Since the adoption of CLAE, Calvin has been steadily fashioning itself after the image of the research university (cum professional school, since PECLAC). It should come as no surprise, then, that the college is now dealing with many of the educational problems that currently beset the larger universities: hyper-specialization, curricular fragmentation, departmental empire building, a lack of cross-disciplinary conversation and, to some degree, the loss of academic community. The tension between the ideals of the liberal arts college and those of the research university that Calvin now experiences is, nonetheless, one that we should cheerfully, if carefully, embrace. For there are many things on both sides of the divide that deserve our wholehearted support: on the one hand, the commitment to serious participation in the life of the disciplines, the promotion of cutting edge scholarship and Reformed witness in the professional guilds, and all the benefits that active research brings to the classroom by way of expertise and excitement; on the other hand, the commitment to a well-rounded and contextual education, the attention to the wholistic formation of students, and their preparation for a broad-based engagement of life that is guided by Christian commitment.
Nevertheless, in recent years the balance of the curriculum and organization of the college has tipped in the direction of the research ethos, with all the attendant problems mentioned above.
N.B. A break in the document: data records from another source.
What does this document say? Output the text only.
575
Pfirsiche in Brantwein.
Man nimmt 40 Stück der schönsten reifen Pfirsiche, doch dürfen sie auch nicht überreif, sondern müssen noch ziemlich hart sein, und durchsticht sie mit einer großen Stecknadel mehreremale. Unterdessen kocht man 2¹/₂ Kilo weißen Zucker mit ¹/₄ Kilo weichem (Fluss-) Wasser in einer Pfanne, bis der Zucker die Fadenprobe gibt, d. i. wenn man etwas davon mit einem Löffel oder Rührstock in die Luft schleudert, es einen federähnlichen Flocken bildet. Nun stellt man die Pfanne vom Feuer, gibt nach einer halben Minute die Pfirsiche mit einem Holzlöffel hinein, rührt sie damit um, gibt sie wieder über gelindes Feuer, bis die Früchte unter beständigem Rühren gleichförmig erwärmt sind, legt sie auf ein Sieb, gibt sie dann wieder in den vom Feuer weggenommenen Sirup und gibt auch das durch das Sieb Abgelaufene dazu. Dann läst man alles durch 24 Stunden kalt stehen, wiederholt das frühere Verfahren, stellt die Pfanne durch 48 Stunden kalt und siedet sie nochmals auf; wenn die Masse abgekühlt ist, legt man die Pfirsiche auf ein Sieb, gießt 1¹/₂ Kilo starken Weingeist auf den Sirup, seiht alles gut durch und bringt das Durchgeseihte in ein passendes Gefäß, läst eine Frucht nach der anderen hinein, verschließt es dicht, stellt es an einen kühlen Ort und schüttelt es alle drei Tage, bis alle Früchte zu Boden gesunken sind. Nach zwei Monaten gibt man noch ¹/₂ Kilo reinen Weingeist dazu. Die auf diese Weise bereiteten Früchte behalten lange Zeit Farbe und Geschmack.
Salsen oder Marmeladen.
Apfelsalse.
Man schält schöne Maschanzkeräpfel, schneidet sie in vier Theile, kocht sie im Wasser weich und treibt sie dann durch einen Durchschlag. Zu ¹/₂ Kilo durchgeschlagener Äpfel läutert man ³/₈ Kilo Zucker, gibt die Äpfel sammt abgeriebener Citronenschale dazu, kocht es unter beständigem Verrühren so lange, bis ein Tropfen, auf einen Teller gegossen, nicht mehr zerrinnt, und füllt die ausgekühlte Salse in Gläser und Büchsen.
However necessary CLAE was in its time, however appropriate it was to establish the disciplines, to make room for research, and to lend autonomy to the departments, it is now incumbent upon us to devote serious thought to the status of liberal arts education as it is carried in the core curriculum, to make it more than a sampling of various academic disciplines, so that we can say with integrity that this part of the college--its core--has both engaged the world and prepared students for a life of effective Christian service within it.
In the following three sections, we divide the content of the core curriculum into the broad areas of knowledge, skills, and virtues. Under these headings we have given specific statements of the curricular and pedagogical objectives of the core. These statements flesh out in some detail what we have in mind when we speak of the ultimate purposes of core; and they provide the raw material that will be required if the core is to fulfill its proximate purposes as well. Some forms of knowledge are directly relevant to informed participation in the domains of practical life, some will also serve as integrative frameworks for college study; some skills listed are required for a life of effective service in society, some must also be in place as basic proficiencies for college level work; all of the virtues will do double duty, serving to build academic community and to shape character for a life of Christian discipleship in the world at large. The final decision on the place, weight, and role of these elements in the core curriculum is worked out in the Proposal for the Core Curriculum.